Marcher à travers les logiques de marché. Partir à la découverte du néo-libéralisme sauvage dans un décor champêtre. S’arrêter pour échanger avec les autochtones. Voir, entendre, ressentir. Entre transmission(s) et transition(s), notre envoyé spécial s’attendait initialement à faire une belle promenade : il faisait beau, la nature était jolie. Il a arpenté «la plus petite ville du monde» pour aller à la rencontre des habitants de « Durbuy Land ». Avec des militants issus de milieux différents, il a observé pour s’imprégner, écouté pour mieux comprendre et marché pour résister. A l’écart du bruit des manifestations, la promenade en espace rural serait-elle l’avenir du militantisme ?
Bon c’est vrai, au départ, je pensais juste aller faire une très belle balade au soleil. Une balade avec des tracts, des drapeaux, des casquettes et des militants connus de vue…
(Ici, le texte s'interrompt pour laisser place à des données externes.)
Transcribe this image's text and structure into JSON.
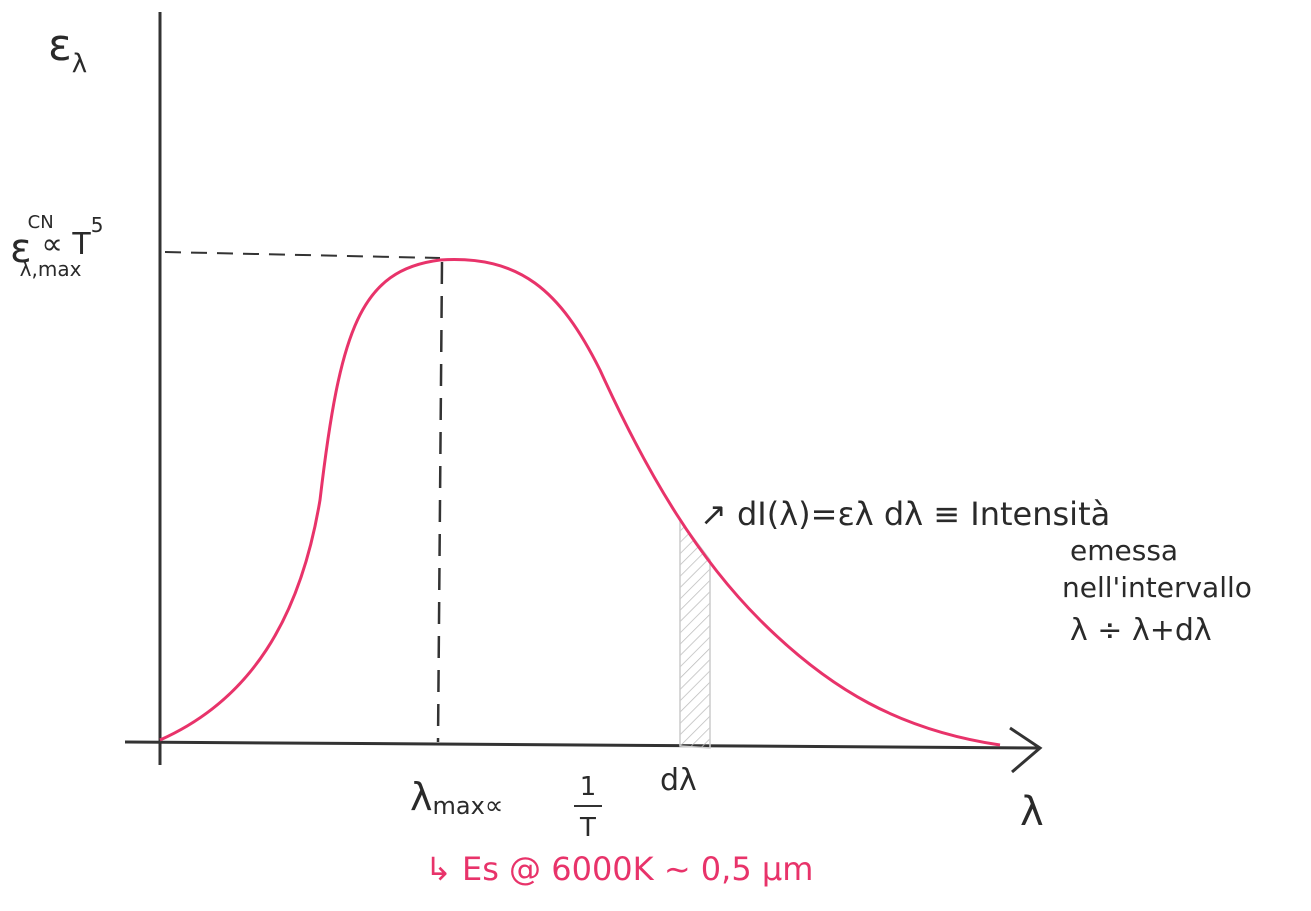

Mais je m’étais trompé. J’ai vécu une expérience beaucoup plus riche qu’attendue… Le fait de marcher sur un territoire, de le vivre, et puis de rencontrer des paysages et certains de ses habitants, avec leurs problèmes et leurs enjeux, tout ça fait qu’on n’est plus extérieur. Même si on n’est pas du coin. Le local et le global ne font plus qu’un. Et j’ai donc fait non seulement une très belle balade à la campagne, entre Villers-Sainte-Gertrude et Durbuy, mais aussi dans ma tête, entre transmission(s) et transition(s)…
Au départ, il y a quelques babas, néo-ruraux, et puis des associatifs de la ville en immersion à la campagne, sur une belle place. Il fait beau, il est neuf heures du matin. Les amis de Radio Panik sont là, un porte-parole des sans-papiers bruxellois, et quelques gens du cru… Un groupe de marcheur assez disparate, mais très vite, un sentiment de communauté est là, dans l’air ; sûrement juste le fait de marcher côte à côte. Au total, plus d’une trentaine de personnes vont se rencontrer, qu’elles soient impliquées dans leur terroir ou dans d’autres combats plus transversaux. Des gens de toutes générations, origines sociales, et aux parcours militants différents.
Au fil des kilomètres, des habitants viennent à notre rencontre. Les premiers nous parlent de l’expansion de la carrière à Aisne. Puis d’autres nous approchent pour discuter de la privatisation des berges et des infrastructures touristiques à Barvaux. D’autres encore s’émeuvent des problèmes rencontrés par les résidents permanents du camping «Les Macrales», qui vivent juste à côté du parc d’aventures «Adventure Valley Durbuy». Et tous ou presque de la « Disneylandisation » de Durbuy telle qu’elle est envisagée et mise en place par l’investisseur ostendais Marc Coucke…
À chaque fois sont mis en avant des enjeux économiques, écologiques et sociaux d’aujourd’hui, inextricablement mêlés.
Finalement, qu’est-ce qui me restera en tête de ce cheminement collectif ?
Il y a cet immense cratère dessiné par la carrière à Aisne. Une carrière qui veut s’étendre encore, se dédoubler et tout ravager sur son passage, au mépris d’un des plus beaux coins de nature de Wallonie, et ce jusqu’à la limite d’un site préhistorique pas encore bien fouillé (il y a là un menhir en poudingue qui fait partie du site de Wéris)… Et tout ça pourquoi ? Pour créer une dizaine d’emplois et fabriquer du concassage pour faire du béton !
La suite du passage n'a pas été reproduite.